Fr. Hanna Jallouf is sixty-seven, Fr. Luai Bsharat is forty. These two Franciscans are the last priests to minister in the province of Idlib, near the border between Turkey and western Syria.
The two sons of St. Francis bring spiritual help to three hundred families who are holed up in the villages of Knayeh and Yacoubieh.
It was through their superior, Fr. Firas Lufti, guardian of the province of St. Paul for the Franciscans of Syria, that the two priests decided to entrust some details of their apostolate. The interview was published on October 22, 2020, on the English-language portal of the association of Aid to the Church in Need.
Fr. Lutfi sets the scene, conveying the suffering of Christians in Idlib, which began ten years ago when the Islamic State (IS) organization proclaimed a caliphate in the region: “they (the jihadists) confiscated Christians’ properties and imposed Sharia law; they destroyed and prohibited any apparent Christian symbol, such as the crosses above churches and cemeteries,” the cleric said.

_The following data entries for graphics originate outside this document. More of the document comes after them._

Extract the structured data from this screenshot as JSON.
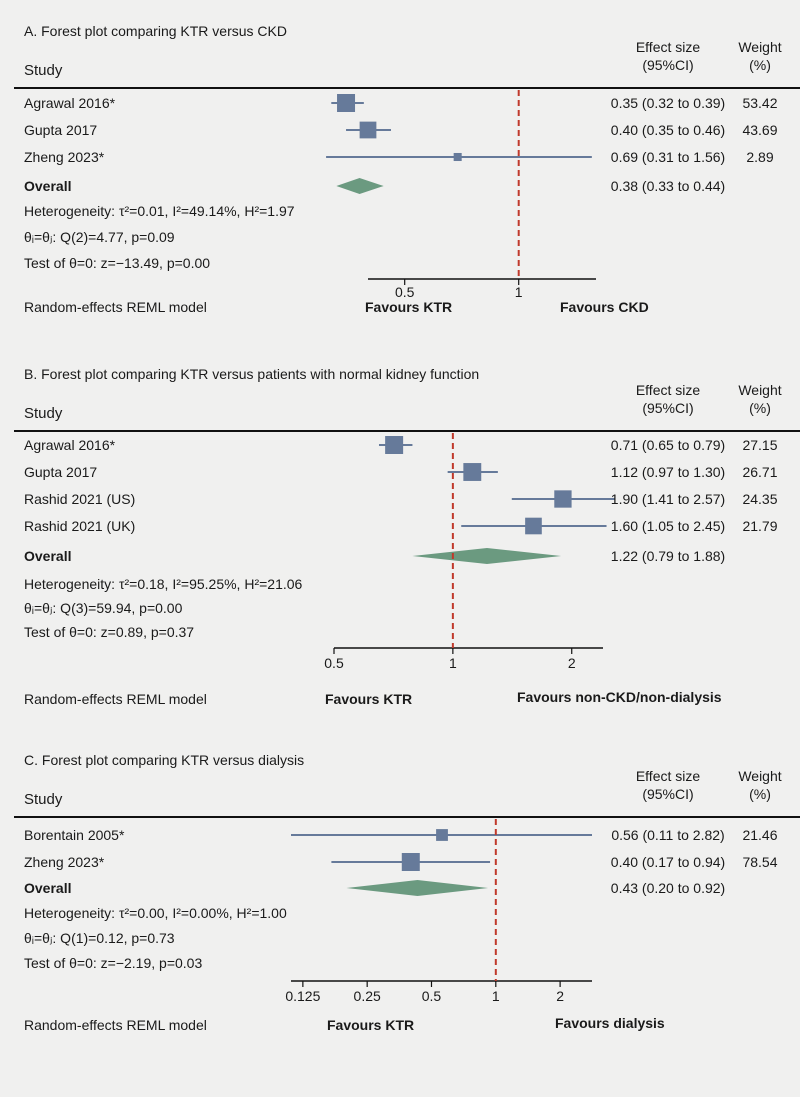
{
  "colors": {
    "background": "#f0f0ef",
    "study_marker": "#667a9a",
    "overall_diamond": "#6b9a80",
    "null_line": "#c0392b",
    "rule": "#111111"
  },
  "headers": {
    "study": "Study",
    "effect_line1": "Effect size",
    "effect_line2": "(95%CI)",
    "weight_line1": "Weight",
    "weight_line2": "(%)"
  },
  "chart_data": [
    {
      "type": "forest",
      "title": "A. Forest plot comparing KTR versus CKD",
      "scale": "log",
      "xlim": [
        0.4,
        1.6
      ],
      "xticks": [
        {
          "v": 0.5,
          "label": "0.5"
        },
        {
          "v": 1,
          "label": "1"
        }
      ],
      "null_value": 1,
      "studies": [
        {
          "name": "Agrawal 2016*",
          "est": 0.35,
          "lo": 0.32,
          "hi": 0.39,
          "weight": 53.42,
          "ci_text": "0.35 (0.32 to 0.39)",
          "weight_text": "53.42"
        },
        {
          "name": "Gupta 2017",
          "est": 0.4,
          "lo": 0.35,
          "hi": 0.46,
          "weight": 43.69,
          "ci_text": "0.40 (0.35 to 0.46)",
          "weight_text": "43.69"
        },
        {
          "name": "Zheng 2023*",
          "est": 0.69,
          "lo": 0.31,
          "hi": 1.56,
          "weight": 2.89,
          "ci_text": "0.69 (0.31 to 1.56)",
          "weight_text": "2.89"
        }
      ],
      "overall": {
        "label": "Overall",
        "est": 0.38,
        "lo": 0.33,
        "hi": 0.44,
        "ci_text": "0.38 (0.33 to 0.44)"
      },
      "stats": [
        "Heterogeneity: τ²=0.01, I²=49.14%, H²=1.97",
        "θᵢ=θⱼ: Q(2)=4.77, p=0.09",
        "Test of θ=0: z=−13.49, p=0.00"
      ],
      "model": "Random-effects REML model",
      "favours_left": "Favours KTR",
      "favours_right": "Favours CKD"
    },
    {
      "type": "forest",
      "title": "B. Forest plot comparing KTR versus patients with normal kidney function",
      "scale": "log",
      "xlim": [
        0.5,
        2.4
      ],
      "xticks": [
        {
          "v": 0.5,
          "label": "0.5"
        },
        {
          "v": 1,
          "label": "1"
        },
        {
          "v": 2,
          "label": "2"
        }
      ],
      "null_value": 1,
      "studies": [
        {
          "name": "Agrawal 2016*",
          "est": 0.71,
          "lo": 0.65,
          "hi": 0.79,
          "weight": 27.15,
          "ci_text": "0.71 (0.65 to 0.79)",
          "weight_text": "27.15"
        },
        {
          "name": "Gupta 2017",
          "est": 1.12,
          "lo": 0.97,
          "hi": 1.3,
          "weight": 26.71,
          "ci_text": "1.12 (0.97 to 1.30)",
          "weight_text": "26.71"
        },
        {
          "name": "Rashid 2021 (US)",
          "est": 1.9,
          "lo": 1.41,
          "hi": 2.57,
          "weight": 24.35,
          "ci_text": "1.90 (1.41 to 2.57)",
          "weight_text": "24.35"
        },
        {
          "name": "Rashid 2021 (UK)",
          "est": 1.6,
          "lo": 1.05,
          "hi": 2.45,
          "weight": 21.79,
          "ci_text": "1.60 (1.05 to 2.45)",
          "weight_text": "21.79"
        }
      ],
      "overall": {
        "label": "Overall",
        "est": 1.22,
        "lo": 0.79,
        "hi": 1.88,
        "ci_text": "1.22 (0.79 to 1.88)"
      },
      "stats": [
        "Heterogeneity: τ²=0.18, I²=95.25%, H²=21.06",
        "θᵢ=θⱼ: Q(3)=59.94, p=0.00",
        "Test of θ=0: z=0.89, p=0.37"
      ],
      "model": "Random-effects REML model",
      "favours_left": "Favours KTR",
      "favours_right": "Favours non-CKD/non-dialysis"
    },
    {
      "type": "forest",
      "title": "C. Forest plot comparing KTR versus dialysis",
      "scale": "log",
      "xlim": [
        0.11,
        2.82
      ],
      "xticks": [
        {
          "v": 0.125,
          "label": "0.125"
        },
        {
          "v": 0.25,
          "label": "0.25"
        },
        {
          "v": 0.5,
          "label": "0.5"
        },
        {
          "v": 1,
          "label": "1"
        },
        {
          "v": 2,
          "label": "2"
        }
      ],
      "null_value": 1,
      "studies": [
        {
          "name": "Borentain 2005*",
          "est": 0.56,
          "lo": 0.11,
          "hi": 2.82,
          "weight": 21.46,
          "ci_text": "0.56 (0.11 to 2.82)",
          "weight_text": "21.46"
        },
        {
          "name": "Zheng 2023*",
          "est": 0.4,
          "lo": 0.17,
          "hi": 0.94,
          "weight": 78.54,
          "ci_text": "0.40 (0.17 to 0.94)",
          "weight_text": "78.54"
        }
      ],
      "overall": {
        "label": "Overall",
        "est": 0.43,
        "lo": 0.2,
        "hi": 0.92,
        "ci_text": "0.43 (0.20 to 0.92)"
      },
      "stats": [
        "Heterogeneity: τ²=0.00, I²=0.00%, H²=1.00",
        "θᵢ=θⱼ: Q(1)=0.12, p=0.73",
        "Test of θ=0: z=−2.19, p=0.03"
      ],
      "model": "Random-effects REML model",
      "favours_left": "Favours KTR",
      "favours_right": "Favours dialysis"
    }
  ]
}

Even today, even though IS no longer officially exists, the region is still in the hands of Al Qaeda’s djiahdists, and Christians still face “absolute persecution, violence, and fear.”
But, “despite the daily difficulties and the unbearable miseries, Fr. Luai Bsharat and Fr. Hanna Jallouf have decided to stay, because they are convinced that they must serve, and try to protect the Christians who remain, and they think that this region should not be abandoned,” the provincial of the Franciscans of Syria explains with emotion.

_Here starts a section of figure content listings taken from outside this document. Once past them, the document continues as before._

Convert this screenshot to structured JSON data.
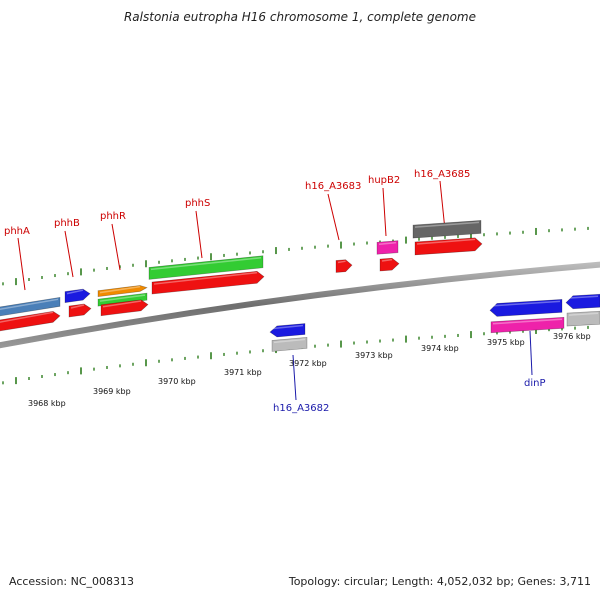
{
  "title": "Ralstonia eutropha H16 chromosome 1, complete genome",
  "footer": {
    "accession": "Accession: NC_008313",
    "summary": "Topology: circular; Length: 4,052,032 bp; Genes: 3,711"
  },
  "colors": {
    "backbone": "#808080",
    "tick": "#2e7d1e",
    "label_top": "#cc0000",
    "label_bottom": "#1a1aaa"
  },
  "scale_labels": [
    "3968 kbp",
    "3969 kbp",
    "3970 kbp",
    "3971 kbp",
    "3972 kbp",
    "3973 kbp",
    "3974 kbp",
    "3975 kbp",
    "3976 kbp"
  ],
  "gene_labels_top": [
    "phhA",
    "phhB",
    "phhR",
    "phhS",
    "h16_A3683",
    "hupB2",
    "h16_A3685"
  ],
  "gene_labels_bottom": [
    "h16_A3682",
    "dinP"
  ],
  "features": [
    {
      "name": "feature-steelblue-1",
      "color": "#4a7fb8"
    },
    {
      "name": "feature-red-1",
      "color": "#ee1111"
    },
    {
      "name": "feature-blue-phhB",
      "color": "#1a1ae0"
    },
    {
      "name": "feature-red-phhB",
      "color": "#ee1111"
    },
    {
      "name": "feature-orange-phhR",
      "color": "#f08a00"
    },
    {
      "name": "feature-green-phhR",
      "color": "#33cc33"
    },
    {
      "name": "feature-red-phhR",
      "color": "#ee1111"
    },
    {
      "name": "feature-green-phhS",
      "color": "#33cc33"
    },
    {
      "name": "feature-red-phhS",
      "color": "#ee1111"
    },
    {
      "name": "feature-blue-A3682",
      "color": "#1a1ae0"
    },
    {
      "name": "feature-gray-A3682",
      "color": "#bbbbbb"
    },
    {
      "name": "feature-red-A3683",
      "color": "#ee1111"
    },
    {
      "name": "feature-pink-hupB2",
      "color": "#ee22aa"
    },
    {
      "name": "feature-red-hupB2",
      "color": "#ee1111"
    },
    {
      "name": "feature-darkgray-A3685",
      "color": "#666666"
    },
    {
      "name": "feature-red-A3685",
      "color": "#ee1111"
    },
    {
      "name": "feature-blue-dinP",
      "color": "#1a1ae0"
    },
    {
      "name": "feature-pink-dinP",
      "color": "#ee22aa"
    },
    {
      "name": "feature-blue-right",
      "color": "#1a1ae0"
    },
    {
      "name": "feature-gray-right",
      "color": "#bbbbbb"
    }
  ]
}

Fr. Lutfi does not hide his pride in the two priests: “Their presence is a sign of hope in the midst of darkness.… For Christian families, this is of capital importance, they help to strengthen the Church,” he insists.
But Fr. Jallouf and Fr. Bsharat know that their ministry is at high risk: “Fr. François Murad was beheaded in 2013, and more recently a teacher was raped and murdered in Yacoubieh,” added Fr. Lutfi.
The Idlib region remains a breeding ground for international jihadism: the Russian-Chechen Abdoullakh Anzorov’s use of the telephone system allowed authorities to learn that the terrorist, who is guilty of having beheaded a French teacher in Conflans-Sainte-Honorine (Yvelines) on October 16, had exchanged, before his act, information with two Allah fanatics who were clearly in Idlib.
The region remains a place of asylum for thousands of foreign Islamists, notably French, British, and Chechens. It is the last bastion of resistance to the Bashar al-Assad regime, which has regained control of around seventy percent of Syrian territory, thanks to military aid from Russia.